Tom Kesina, former Disabilities Officer, told SRC of a student who approached him after being denied re-admission to their hall, possibly because their disability-related requirements created problems for the Hall. “[The student] wasn’t told the reason, how to appeal, or the first thing about how the process worked,” said Kesina. “I don’t think it’s a stretch to say the decisions the university makes that affect our lives should be transparent.””

While Pope brought the report to SRC, the topic of residential hall policy is not new to ANUSA. Women’s Officer Holly Zhang told Observer there was a “history of activism done by Women’s Officer in pushing this exact issue.”  Furthermore, the Women’s Department has submitted recommendations similar to Pope’s many times before, but there have been“no actions or follow-up”. Zhang said that while she supported Pope’s policies, they were “simplistic”, and pointed out that the Women’s Department was already involved in  “ongoing work with staff in the Division of Student Life to push for revisions in policy.”

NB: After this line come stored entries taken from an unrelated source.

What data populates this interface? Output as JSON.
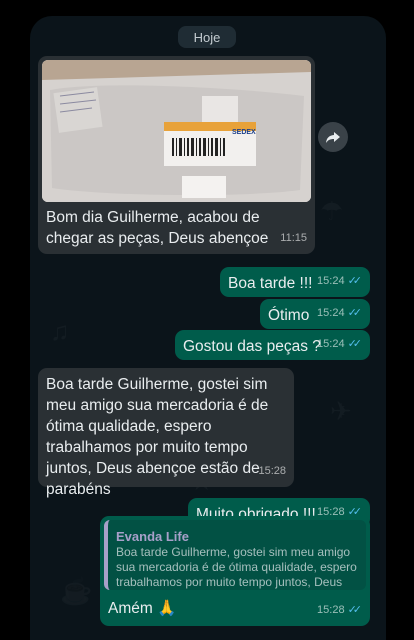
{
  "date_chip": "Hoje",
  "messages": [
    {
      "direction": "in",
      "type": "image",
      "caption": "Bom dia Guilherme, acabou de chegar as peças, Deus abençoe",
      "time": "11:15"
    },
    {
      "direction": "out",
      "text": "Boa tarde !!!",
      "time": "15:24",
      "status": "read"
    },
    {
      "direction": "out",
      "text": "Ótimo",
      "time": "15:24",
      "status": "read"
    },
    {
      "direction": "out",
      "text": "Gostou das peças ?",
      "time": "15:24",
      "status": "read"
    },
    {
      "direction": "in",
      "text": "Boa tarde Guilherme, gostei sim meu amigo sua mercadoria é de ótima qualidade, espero trabalhamos por muito tempo juntos, Deus abençoe estão de parabéns",
      "time": "15:28"
    },
    {
      "direction": "out",
      "text": "Muito obrigado !!!",
      "time": "15:28",
      "status": "read"
    },
    {
      "direction": "out",
      "type": "reply",
      "quote_author": "Evanda Life",
      "quote_text": "Boa tarde Guilherme, gostei sim meu amigo sua mercadoria é de ótima qualidade, espero trabalhamos por muito tempo juntos, Deus abe…",
      "text": "Amém 🙏",
      "time": "15:28",
      "status": "read"
    }
  ],
  "photo_labels": {
    "badge": "SEDEX"
  },
  "icons": {
    "forward": "forward-icon",
    "read_receipt": "double-check-icon",
    "prayer": "folded-hands-emoji"
  },
  "colors": {
    "incoming": "#2a3034",
    "outgoing": "#005c4b",
    "background": "#0b141a",
    "ticks": "#53bdeb",
    "quote_author": "#a7a0c9"
  }
}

Zhang further explained that with no documentation provided by the University, she has “very little ability to understand or know about students who are not reaching out”. However, Zhang said, “I don’t think currently students have reason to trust the university, to handle their case properly, given the cases I’ve been aware of in the past.” Zhang encouraged members of the Women’s Department to seek advocacy support and advice from her on an individual, confidential basis if they have experienced mistreatment, are unclear of their options for justice or are unsatisfied with any actions residential halls have taken, or failed to take.

Pope intends to send written recommendations to the Registrar of Student Life in the next month. He is also reaching out to the Presidents of residential associations.

Zhang said she planned to create online resources to communicate to students the policies and procedures which are currently being applied.

Pope’s motion passed SRC unanimously.

When asked for comment, ANU said in a statement “ANU has regular discussions with student representatives on issues of interest to students. ANU takes student feedback seriously. Student representatives are free to raise any issues of concern with the University.”

Undergraduate Heads of Halls and Unilodge have not responded to Observer’s request for comment at time of publication.


If you believe you are being mistreated by a Hall of Residence, the following resources are available

ANU Counselling: 6125 2442

Disabilities Officer Aji Sana: [email protected]

Women’s Officer Holly Zhang: [email protected]

ANUSA Student Assistance Officers

If you need support, the following services are available

Lifeline: 13 11 14

Counselling helpline: 1800 RESPECT

Canberra Rape Crisis Centre: 6247 2525

ANU Counselling: 6125 2442

Headspace Canberra: 6201 5343

Qlife (for queer* issues): 1800 184 527

If you have experienced mistreatment or poor conduct by the administration of ANU halls of residence, and wish to speak publicly about that mistreatment, we encourage you to contact us at [email protected]

Full text of motion:
That the SRC endorses efforts by General Representative Lewis Pope and other interested representatives to undertake a review and make recommendations on decision-making processes in ANU residences, ANU Residences here being defined as ANU Halls, Affiliated Colleges, ANU Lodges, and any other Residential communities under the control of the university to the SRC through Slack.